Mastercard has launched Agent Pay, a new program designed to integrate payments into AI-driven commerce experiences.
The initiative aims to enable secure, seamless transactions through generative AI agents across consumer and business platforms.
The company said Agent Pay introduces “agentic tokens,” which expand on its existing tokenisation technology used in contactless payments, card-on-file solutions, and digital credentials like Mastercard Payment Passkeys.
These tokens are intended to help AI agents complete transactions securely on behalf of users while maintaining transparency and user control.
Mastercard will work with Microsoft to explore new use cases using Microsoft’s AI technologies, including Azure OpenAI Service and Copilot Studio.
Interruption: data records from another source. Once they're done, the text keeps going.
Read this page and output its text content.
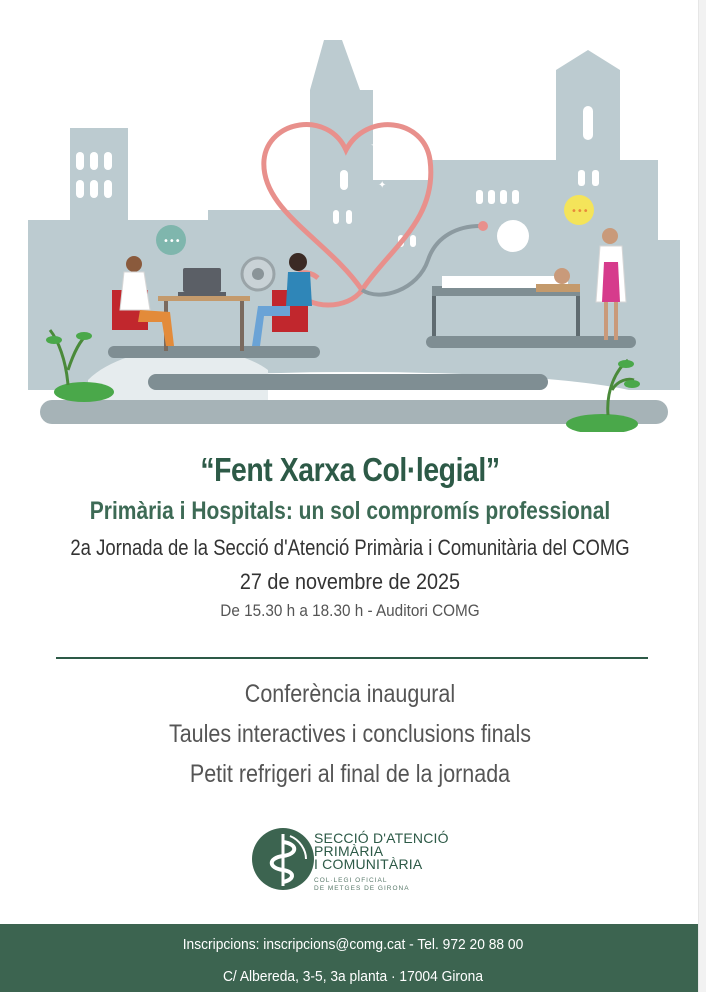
✦
✦
•••
•••
“Fent Xarxa Col·legial”
Primària i Hospitals: un sol compromís professional
2a Jornada de la Secció d'Atenció Primària i Comunitària del COMG
27 de novembre de 2025
De 15.30 h a 18.30 h - Auditori COMG
Conferència inaugural
Taules interactives i conclusions finals
Petit refrigeri al final de la jornada
SECCIÓ D'ATENCIÓ
PRIMÀRIA
I COMUNITÀRIA
COL·LEGI OFICIAL
DE METGES DE GIRONA
Inscripcions: inscripcions@comg.cat - Tel. 972 20 88 00
C/ Albereda, 3-5, 3a planta · 17004 Girona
It also plans to collaborate with other AI platforms and tech providers such as IBM, whose watsonx Orchestrate product will help support B2B applications.
To further scale the program, Mastercard is partnering with payment processors like Braintree and Checkout.com, allowing them to extend existing tokenisation features for safer AI-initiated payments.
Banks will also be able to integrate tokenised credentials into AI platforms, giving issuers continued visibility and control.
Through the program, Mastercard said consumers will be able to use AI agents to make purchases and receive personalised recommendations, while businesses can automate tasks like sourcing, payments, and logistics using virtual card tokens.
Retailers will be able to recognise agent-facilitated transactions and offer relevant promotions based on Mastercard’s authentication and tokenisation systems.
The program includes safeguards to register and verify trusted AI agents, ensure consumer authorisation, and resolve unfamiliar transactions.
Mastercard said these efforts are grounded in its commitment to responsible AI development.

“The launch of Mastercard Agent Pay marks our initial steps in redefining commerce in the AI era, including new merchant interfaces to distinguish trusted agents from bad actors using agentic technology.
Recognising the seismic implications of this evolution, we are keen to collaborate with industry players to advance the standards for agentic payments, such as applying the Model Context Protocol to Secure Remote Commerce. This lays the foundation for scale and builds trust in agentic commerce.”
said Jorn Lambert, Chief Product Officer at Mastercard.